I was right about the pondering. Their initial response was almost always ‘Bloody good question!’ or words to that effect. The trouble was that it often seemed to be a cue for them to launch into a rant and moan about faded, camouflaged and absent house numbers – generally ending with something like ‘Anyone would think they were doing it on purpose!’ which as far as I was concerned was where we’d started. Trying a more devious tack, I would then ask the drivers if their own houses were clearly labelled. At this, most of them looked a bit sheepish and admitted that no, come to think of it, their own house numbers and names were not particularly conspicuous. Why not? Why had they not painted their house number or name in big, bold lettering on the front door or gatepost? Well, it would look a bit odd, a bit flash; it would stand out, it would be drawing attention; and anyway they practically never took taxis, and their house was not hard to find, and all their friends and family knew where they were – and other lame excuses (much the same excuses, in fact, as those I received when I put this question to non-taxi-driving householders).
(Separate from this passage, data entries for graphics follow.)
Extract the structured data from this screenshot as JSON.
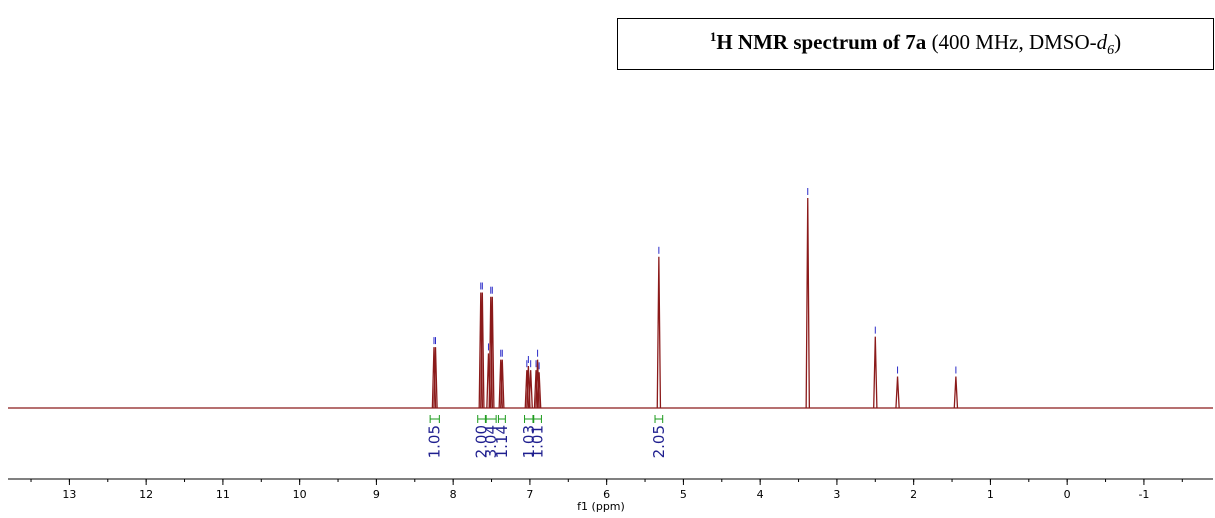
{
  "title": {
    "sup": "1",
    "bold": "H NMR spectrum of 7a",
    "middle": " (400 MHz, DMSO-",
    "italic": "d",
    "sub": "6",
    "end": ")"
  },
  "chart_data": {
    "type": "line",
    "xlabel": "f1 (ppm)",
    "xlim": [
      13.8,
      -1.9
    ],
    "x_ticks": [
      13,
      12,
      11,
      10,
      9,
      8,
      7,
      6,
      5,
      4,
      3,
      2,
      1,
      0,
      -1
    ],
    "x_tick_labels": [
      "13",
      "12",
      "11",
      "10",
      "9",
      "8",
      "7",
      "6",
      "5",
      "4",
      "3",
      "2",
      "1",
      "0",
      "-1"
    ],
    "peaks": [
      {
        "shift": 8.25,
        "height": 0.29
      },
      {
        "shift": 8.23,
        "height": 0.29
      },
      {
        "shift": 7.64,
        "height": 0.55
      },
      {
        "shift": 7.62,
        "height": 0.55
      },
      {
        "shift": 7.54,
        "height": 0.26
      },
      {
        "shift": 7.51,
        "height": 0.53
      },
      {
        "shift": 7.49,
        "height": 0.53
      },
      {
        "shift": 7.38,
        "height": 0.23
      },
      {
        "shift": 7.36,
        "height": 0.23
      },
      {
        "shift": 7.04,
        "height": 0.18
      },
      {
        "shift": 7.02,
        "height": 0.2
      },
      {
        "shift": 6.99,
        "height": 0.18
      },
      {
        "shift": 6.92,
        "height": 0.18
      },
      {
        "shift": 6.9,
        "height": 0.23
      },
      {
        "shift": 6.88,
        "height": 0.17
      },
      {
        "shift": 5.32,
        "height": 0.72
      },
      {
        "shift": 3.38,
        "height": 1.0
      },
      {
        "shift": 2.5,
        "height": 0.34
      },
      {
        "shift": 2.21,
        "height": 0.15
      },
      {
        "shift": 1.45,
        "height": 0.15
      }
    ],
    "integrals": [
      {
        "range": [
          8.3,
          8.18
        ],
        "label": "1.05"
      },
      {
        "range": [
          7.68,
          7.58
        ],
        "label": "2.00"
      },
      {
        "range": [
          7.57,
          7.44
        ],
        "label": "3.04"
      },
      {
        "range": [
          7.41,
          7.32
        ],
        "label": "1.14"
      },
      {
        "range": [
          7.07,
          6.96
        ],
        "label": "1.03"
      },
      {
        "range": [
          6.95,
          6.85
        ],
        "label": "1.01"
      },
      {
        "range": [
          5.37,
          5.27
        ],
        "label": "2.05"
      }
    ],
    "colors": {
      "spectrum": "#8b1a1a",
      "integral": "#1a9a1a",
      "label": "#1f1f8f",
      "peak_marker": "#2b2bc8"
    }
  }
}
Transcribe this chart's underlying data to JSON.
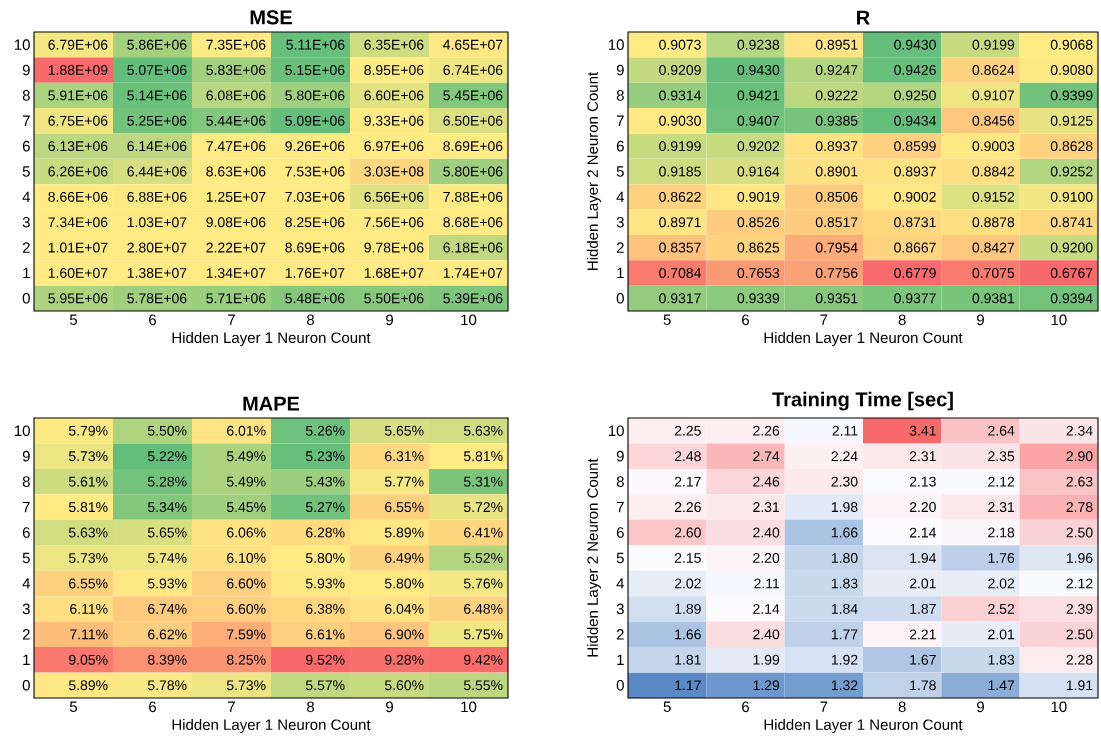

Apart from reminding me that there is an element of typically English reserve in our reluctance to display our house numbers, as well as a fixation with privacy, my initial taxi-driver interviews were not terribly helpful, but I persisted, and eventually one gave a succinct and astute response. He explained: ‘An Englishman’s home is his castle, right? He can’t actually have the moat and drawbridge, but he can make it bloody difficult to get to’. From then on, I thought of the English practice of concealing our house numbers as ‘the moat-and-drawbridge rule’.
But an Englishman’s home is much more than just his castle, the embodiment of his privacy rules, it is also his identity, his main status-indicator and his prime obsession. And the same goes for English women. This is why a house is not just something that you passively ‘have’, it is something that you ‘do’, something that you ‘work on’.